The new details clarify exactly which of the actors engaged in the scheme sent some of the more damning texts, and also reveal that former Port Authority official David Wildstein exchanged texts with Christie’s former deputy chief of staff, Bridget Anne Kelly, about causing traffic delays for a prominent New Jersey rabbi.
But they don’t offer any further connection between Christie and the situation, which, since drawing national attention, has hurt his standing in the Republican Party and his presidential prospects.
The texts, sent on Aug. 19, six days after Kelly told Wildstein in an email it was “time for some traffic problems in Ft. Lee,” joke about Orthodox Rabbi Mendy Carlebach, a Port Authority police chaplain and a close Christie ally.
Wildstein sent a picture to Kelly of Carlebach with Speaker John Boehner (R-Ohio), to which she replies, “I think this qualifies as stalking.”
Wildstein later texts Kelly that “he has officially pissed me off,” and she responds, “clearly.”
“We cannot cause traffic problems in front of his house, can we?” Kelly asks.

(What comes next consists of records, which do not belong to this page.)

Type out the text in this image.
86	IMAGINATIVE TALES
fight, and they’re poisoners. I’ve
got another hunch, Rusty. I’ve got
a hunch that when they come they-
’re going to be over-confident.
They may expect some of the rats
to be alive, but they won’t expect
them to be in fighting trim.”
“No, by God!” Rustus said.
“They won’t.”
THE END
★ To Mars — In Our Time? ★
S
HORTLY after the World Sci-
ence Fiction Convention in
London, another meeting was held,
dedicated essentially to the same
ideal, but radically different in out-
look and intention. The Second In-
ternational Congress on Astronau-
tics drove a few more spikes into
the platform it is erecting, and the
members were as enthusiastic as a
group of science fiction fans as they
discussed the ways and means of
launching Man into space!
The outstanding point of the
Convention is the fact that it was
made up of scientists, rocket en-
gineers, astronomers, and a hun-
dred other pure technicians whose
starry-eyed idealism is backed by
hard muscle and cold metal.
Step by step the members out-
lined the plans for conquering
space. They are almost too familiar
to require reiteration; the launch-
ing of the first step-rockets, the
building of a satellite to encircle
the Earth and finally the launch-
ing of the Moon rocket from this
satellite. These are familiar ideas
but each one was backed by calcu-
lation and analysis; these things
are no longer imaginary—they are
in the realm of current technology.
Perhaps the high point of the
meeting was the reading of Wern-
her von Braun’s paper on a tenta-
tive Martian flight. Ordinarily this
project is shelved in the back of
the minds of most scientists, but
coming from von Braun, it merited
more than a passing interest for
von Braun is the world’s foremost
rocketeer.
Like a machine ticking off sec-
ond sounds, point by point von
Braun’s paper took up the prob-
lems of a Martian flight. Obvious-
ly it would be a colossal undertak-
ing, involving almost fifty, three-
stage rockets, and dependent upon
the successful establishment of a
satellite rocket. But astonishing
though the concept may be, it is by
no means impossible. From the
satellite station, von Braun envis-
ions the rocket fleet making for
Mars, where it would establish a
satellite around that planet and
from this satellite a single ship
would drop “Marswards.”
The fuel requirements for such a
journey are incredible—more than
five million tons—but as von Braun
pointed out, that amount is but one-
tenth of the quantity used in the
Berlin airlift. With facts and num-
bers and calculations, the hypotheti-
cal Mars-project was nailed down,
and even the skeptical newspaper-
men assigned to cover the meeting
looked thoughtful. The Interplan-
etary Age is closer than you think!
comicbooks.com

“Flights to Tel Aviv all mysteriously delayed,” Wildstein adds, and Kelly replies: “Perfect.”
It’s unclear what caused the two to joke about causing delays for Carlebach, but he told the Bergen Record that he had never spoken to Wildstein and had only passing contact with Kelly.
“I have totally no idea,” he said when asked why the two may have texted about him. “I don’t understand it. … None of it makes any sense.”
The newly unredacted documents also reveal that Lt. Chip Michaels, a Port Authority police officer and childhood friend of Christie's, was texting reports on the traffic delays to Wildstein throughout the closures and drove Wildstein to observe the traffic on Sept. 9, the first day of the four days of closures.
“Local ft lee traffic disaster,” Michaels wrote to Wildstein at 8:39 p.m. on Sept. 10.